= William Beardsley (settler) =

Settler of Connecticut (c. 1605–1661)

William Beardsley (c. 1605–1661) was one of the first settlers of Stratford, Connecticut (abt. 1635).

==Biography==
According to long-standing family tradition, William Beardsley was born in about 1605 in Stratford-upon-Avon, Warwickshire; England, but documentation to support this tradition is lacking. Orcutt in his History of Stratford and other authorities state that he emigrated with Rev. Adam Blakeman from St. Albans, Hertfordshire, England. Isaac Haight Beardsley conducted research on the English origins of the Beardsley line in 1891, and he reported after a thorough search of the extant records that no evidence to support the Stratford-on-Avon origins could be found. Isaac H. Beardsley did, however, locate information in the Abbey records of St. Albans and concluded that William Beardsley (born 1605) and Thomas Beardsley (born 1603, another early settler of Stratford, Connecticut) were possibly sons of Hugh Bearsley, who appears in the baptismal records of St. Albans on 31 Oct 1582 and grandsons of Thomas Bearsley and Jane Upton, who were married at St. Albans on 16 Jul 1581. This evidence has evidently not been convincing to some family historians, since the traditional Stratford-on-Avon origins were again reported in a work by Nellie Beardsley Holt in 1951. Holt also reported that in 1631, William Beardsley married Mary Harvie in St. Mary's church, and in 1633, their first son John was baptized there. More research into primary sources is still needed to resolve the differing accounts.
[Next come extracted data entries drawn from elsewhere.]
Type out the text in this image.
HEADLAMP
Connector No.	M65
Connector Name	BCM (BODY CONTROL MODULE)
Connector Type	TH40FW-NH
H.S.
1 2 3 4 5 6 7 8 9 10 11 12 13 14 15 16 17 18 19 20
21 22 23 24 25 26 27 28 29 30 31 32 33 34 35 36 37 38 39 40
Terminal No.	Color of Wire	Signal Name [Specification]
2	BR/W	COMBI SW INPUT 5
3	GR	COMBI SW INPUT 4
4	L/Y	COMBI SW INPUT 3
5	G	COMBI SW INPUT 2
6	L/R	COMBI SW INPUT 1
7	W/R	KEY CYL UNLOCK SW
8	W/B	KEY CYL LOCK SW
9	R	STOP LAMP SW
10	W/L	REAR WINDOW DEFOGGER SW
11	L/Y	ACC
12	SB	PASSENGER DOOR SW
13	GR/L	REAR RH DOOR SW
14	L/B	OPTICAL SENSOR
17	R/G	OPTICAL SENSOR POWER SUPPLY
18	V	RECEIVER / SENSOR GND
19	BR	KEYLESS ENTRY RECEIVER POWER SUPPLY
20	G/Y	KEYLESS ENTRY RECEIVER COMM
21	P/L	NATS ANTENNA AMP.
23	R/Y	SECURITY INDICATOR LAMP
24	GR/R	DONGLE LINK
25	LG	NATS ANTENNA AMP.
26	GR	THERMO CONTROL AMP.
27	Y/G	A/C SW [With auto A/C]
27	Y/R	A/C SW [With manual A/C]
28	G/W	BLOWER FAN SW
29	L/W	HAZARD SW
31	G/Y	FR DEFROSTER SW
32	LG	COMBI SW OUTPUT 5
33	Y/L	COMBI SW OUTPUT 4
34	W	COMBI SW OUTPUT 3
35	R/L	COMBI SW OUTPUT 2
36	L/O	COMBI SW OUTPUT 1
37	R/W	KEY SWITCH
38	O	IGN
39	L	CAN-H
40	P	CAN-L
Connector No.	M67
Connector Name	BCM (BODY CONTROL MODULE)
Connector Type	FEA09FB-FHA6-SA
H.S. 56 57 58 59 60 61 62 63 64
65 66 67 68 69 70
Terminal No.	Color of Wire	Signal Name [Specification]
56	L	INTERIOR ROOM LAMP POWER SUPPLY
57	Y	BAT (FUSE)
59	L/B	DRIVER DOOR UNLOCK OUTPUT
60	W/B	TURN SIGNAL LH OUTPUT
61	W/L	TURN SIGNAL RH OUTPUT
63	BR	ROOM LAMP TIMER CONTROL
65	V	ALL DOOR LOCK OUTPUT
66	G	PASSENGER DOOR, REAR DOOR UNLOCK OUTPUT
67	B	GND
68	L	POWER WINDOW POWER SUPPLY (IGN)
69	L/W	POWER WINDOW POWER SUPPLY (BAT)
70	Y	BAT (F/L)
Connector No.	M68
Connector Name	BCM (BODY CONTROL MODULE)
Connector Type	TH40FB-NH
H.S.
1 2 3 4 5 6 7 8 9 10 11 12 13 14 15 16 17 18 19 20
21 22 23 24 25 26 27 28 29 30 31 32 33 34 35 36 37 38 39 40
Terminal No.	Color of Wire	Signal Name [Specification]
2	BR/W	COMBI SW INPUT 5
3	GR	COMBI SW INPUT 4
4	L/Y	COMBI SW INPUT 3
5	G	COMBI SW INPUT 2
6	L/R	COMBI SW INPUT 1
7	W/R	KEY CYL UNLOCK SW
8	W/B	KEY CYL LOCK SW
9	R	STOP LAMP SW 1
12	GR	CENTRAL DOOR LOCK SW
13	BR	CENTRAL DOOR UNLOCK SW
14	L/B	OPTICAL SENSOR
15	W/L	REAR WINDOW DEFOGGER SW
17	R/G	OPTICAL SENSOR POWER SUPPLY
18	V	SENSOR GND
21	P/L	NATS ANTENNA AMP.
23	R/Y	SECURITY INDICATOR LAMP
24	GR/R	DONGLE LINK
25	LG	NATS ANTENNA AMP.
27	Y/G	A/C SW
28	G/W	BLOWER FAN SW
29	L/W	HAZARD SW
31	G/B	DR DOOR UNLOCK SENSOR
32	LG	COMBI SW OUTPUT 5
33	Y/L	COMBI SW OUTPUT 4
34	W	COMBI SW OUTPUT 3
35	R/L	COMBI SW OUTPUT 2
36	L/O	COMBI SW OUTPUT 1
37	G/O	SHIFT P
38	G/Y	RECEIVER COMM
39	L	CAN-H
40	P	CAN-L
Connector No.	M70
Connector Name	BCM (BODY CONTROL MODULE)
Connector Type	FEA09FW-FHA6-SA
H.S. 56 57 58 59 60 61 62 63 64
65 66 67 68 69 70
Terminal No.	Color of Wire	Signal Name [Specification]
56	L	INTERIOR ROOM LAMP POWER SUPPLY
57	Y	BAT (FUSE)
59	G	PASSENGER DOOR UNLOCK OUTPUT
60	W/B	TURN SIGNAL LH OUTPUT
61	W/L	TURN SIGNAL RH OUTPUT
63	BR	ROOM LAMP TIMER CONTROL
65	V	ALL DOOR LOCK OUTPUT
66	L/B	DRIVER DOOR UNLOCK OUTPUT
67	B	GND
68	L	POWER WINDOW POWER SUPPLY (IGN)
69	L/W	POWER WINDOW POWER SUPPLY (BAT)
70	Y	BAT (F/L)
Modern discoveries, supported by LDS Church genealogical researchers, show that William Beardsley was originally from Ilkeston, Derbyshire. Many persons of the Beardsley surname live in that area today.

In 1635, Beardsley and his wife and three children boarded the ship "Planter" with 116 other passengers and sailed to Massachusetts. In December 1636, Beardsley took the oath of a freeman of Massachusetts.

In 1639, Beardsley and his wife left Boston to become one of the first settler families in the Pequonnocke Plantation, which later became known as Stratford, Connecticut. Beardsley was active in the affairs of the settlement and served as Deputy to the General Court at Hartford from 1645 to 1659, Judge, as well as being one of the founders of the First Congregational Church of Stratford, Connecticut.

After arriving in America, from 1636-1646 Beardsley and his wife had six additional children.

Beardsley died in Stratford, Connecticut in 1661 and is buried in Union Cemetery with his wife.